Minimum Spanning Tree Algorithms

Input A directed graph with non-negative weights

Output A minimum spanning tree - A tree which contains all nodes of the input graph and is of minimum cost

There are several greedy rules to consider, all of which correctly find minimum spanning trees.

  • Start with the vertices from the input and add edges in order of increasing cost, not including those which create a cycle. This is Kruskal's algorithm.
  • Start with a root node and add the cheapest node to the existing tree each iteration. This is Prim's algorithm.
  • Start with the full graph and remove edges in order of decreasing cost if removing the edge will not make the graph disconnected. This is called the Reverse-delete algorithm.

Proof of the cut set property

The cut set property can be used to prove the correctness of Kruskal's and Prim's algorithms.

Assume all edges have distinct costs. Consider two non-empty, sets $S$ and $V \setminus S$. The edges between these sets is called the cut set. Let $e = (v,w)$ be the minimum cost edge in the cut set. The cut set property states that every minimum spanning tree contains edge $e$.

This can be proven by an exchange argument. Let $T$ be a spanning tree that does not contain $e = (v,w)$. $T$ is a spanning tree, so there must still be a path $P$ from $v$ to $w$. Consider a $v' \in S$ and $w' \in V \setminus S$. Let $e' = (v', w')$ be the edge joining them. $e$ is therefore in the cut set and $P$ is a path from $v$ to $w$ containing $e$.

If $e'$ is exchanged for $e$ this gives a new tree $T' = (T \setminus {e'}) \cup {e}$. $T'$ is connected and acyclic because $T$ was connected and acyclic and $e$ connects the two disjoint trees created by removing $e'$.

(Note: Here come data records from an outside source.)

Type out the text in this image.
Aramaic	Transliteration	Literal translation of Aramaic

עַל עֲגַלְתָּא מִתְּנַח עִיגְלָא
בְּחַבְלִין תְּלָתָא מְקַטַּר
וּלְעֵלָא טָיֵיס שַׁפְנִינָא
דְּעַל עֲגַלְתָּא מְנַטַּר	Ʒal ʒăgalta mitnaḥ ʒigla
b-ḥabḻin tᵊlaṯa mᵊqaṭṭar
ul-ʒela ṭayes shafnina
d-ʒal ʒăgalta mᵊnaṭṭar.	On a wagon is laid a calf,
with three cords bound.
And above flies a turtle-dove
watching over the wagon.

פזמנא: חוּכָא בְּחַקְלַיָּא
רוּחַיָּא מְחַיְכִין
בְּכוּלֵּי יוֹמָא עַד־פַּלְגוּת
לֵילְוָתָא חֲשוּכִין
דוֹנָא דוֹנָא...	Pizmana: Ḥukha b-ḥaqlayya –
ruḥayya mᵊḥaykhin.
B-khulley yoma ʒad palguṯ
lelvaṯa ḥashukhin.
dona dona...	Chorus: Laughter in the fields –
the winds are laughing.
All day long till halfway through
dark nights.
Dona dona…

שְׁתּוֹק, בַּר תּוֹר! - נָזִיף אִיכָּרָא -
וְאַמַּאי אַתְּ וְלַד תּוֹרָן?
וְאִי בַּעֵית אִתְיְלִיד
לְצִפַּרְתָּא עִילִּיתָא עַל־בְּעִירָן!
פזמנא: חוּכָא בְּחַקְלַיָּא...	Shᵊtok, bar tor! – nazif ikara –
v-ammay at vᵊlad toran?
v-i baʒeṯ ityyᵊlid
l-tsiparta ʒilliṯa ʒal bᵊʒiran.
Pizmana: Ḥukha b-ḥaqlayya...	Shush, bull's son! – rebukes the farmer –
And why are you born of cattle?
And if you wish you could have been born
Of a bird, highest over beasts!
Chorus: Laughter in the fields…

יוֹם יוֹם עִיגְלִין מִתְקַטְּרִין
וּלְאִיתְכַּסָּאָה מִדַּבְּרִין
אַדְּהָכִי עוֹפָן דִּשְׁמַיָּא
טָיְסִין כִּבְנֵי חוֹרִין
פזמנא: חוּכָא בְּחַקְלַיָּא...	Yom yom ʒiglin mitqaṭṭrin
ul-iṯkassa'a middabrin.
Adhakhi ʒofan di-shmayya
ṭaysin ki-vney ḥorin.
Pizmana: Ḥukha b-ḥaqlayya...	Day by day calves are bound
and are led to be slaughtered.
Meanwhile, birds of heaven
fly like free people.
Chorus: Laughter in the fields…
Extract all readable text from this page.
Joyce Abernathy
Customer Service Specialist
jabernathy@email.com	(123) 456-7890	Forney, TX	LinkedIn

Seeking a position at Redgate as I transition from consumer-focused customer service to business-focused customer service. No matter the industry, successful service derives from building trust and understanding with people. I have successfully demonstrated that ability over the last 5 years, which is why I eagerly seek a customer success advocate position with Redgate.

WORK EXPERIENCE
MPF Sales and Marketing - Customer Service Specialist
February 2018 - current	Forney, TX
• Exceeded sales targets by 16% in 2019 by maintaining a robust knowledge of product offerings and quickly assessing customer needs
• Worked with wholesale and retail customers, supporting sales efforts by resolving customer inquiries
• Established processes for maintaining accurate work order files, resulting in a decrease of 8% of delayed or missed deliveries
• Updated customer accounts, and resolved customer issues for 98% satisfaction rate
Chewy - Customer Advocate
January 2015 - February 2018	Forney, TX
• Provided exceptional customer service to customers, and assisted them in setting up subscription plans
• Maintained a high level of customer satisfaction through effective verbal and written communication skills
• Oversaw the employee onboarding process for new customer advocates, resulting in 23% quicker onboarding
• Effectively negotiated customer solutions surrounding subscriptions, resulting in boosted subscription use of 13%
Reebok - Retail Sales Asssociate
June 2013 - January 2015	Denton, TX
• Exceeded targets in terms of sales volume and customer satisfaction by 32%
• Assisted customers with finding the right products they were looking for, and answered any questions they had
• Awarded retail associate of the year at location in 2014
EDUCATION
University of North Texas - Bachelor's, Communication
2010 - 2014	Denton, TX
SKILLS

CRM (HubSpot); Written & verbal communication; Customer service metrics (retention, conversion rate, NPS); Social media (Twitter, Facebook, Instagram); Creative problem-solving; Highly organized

As both $e$ and $e'$ are in the cut set, but $e$ is the cheapest edge in the cut set, $c_e < c_{e'}$. This means the total cost of $T'$ is less than that of $T$ because $T'$ contains $e$. $\blacksquare$

Proof of optimality for Kruskal's

Consider any edge $e = (v,w)$ added by Kruskal's algorithm and let $S$ be the set of all nodes to which $v$ has a path just before $e$ is added. At this point, $v \in S$ and $w \not\in S$. This means no edge between $S$ and $S \setminus V$ has been encountered yet. Therefore $e$ is the cheapest edge in the cut set and by the cut set property it belongs to every minimum spanning tree. $\blacksquare$

Proof of optimality for Prim's

In each iteration there is a set $S \subseteq V$ on which a partial spanning tree has been constructed and a node $v$ and edge $e$ of minimum cost. $e$ is therefore the cheapest edge in the cut set, so by the cut set property belongs to every minimum spanning tree. $\blacksquare$

Proof of the cycle property

The cycle property can be used to prove the correctness of the reverse-delete algorithm.

Assume all edge costs are distinct. Let $C$ be any cycle in $G$ and let $e = (v,w)$ be the most expensive edge belonging to $C$. $e$ does not belong to any minimum spanning tree of $G$.

This can be proven by an exchange argument. Let $T$ be a spanning tree that contains $e$. Deleting $e$ from $T$ splits the nodes into to disjoint sets, $S$ containing $v$ and $V \setminus S$ containing $w$. As $e$ was in a cycle, a new path $P$ can be found from $v$ to $w$ by following the cycle. Let $e'$ be the edge in the cut set on this alternative path.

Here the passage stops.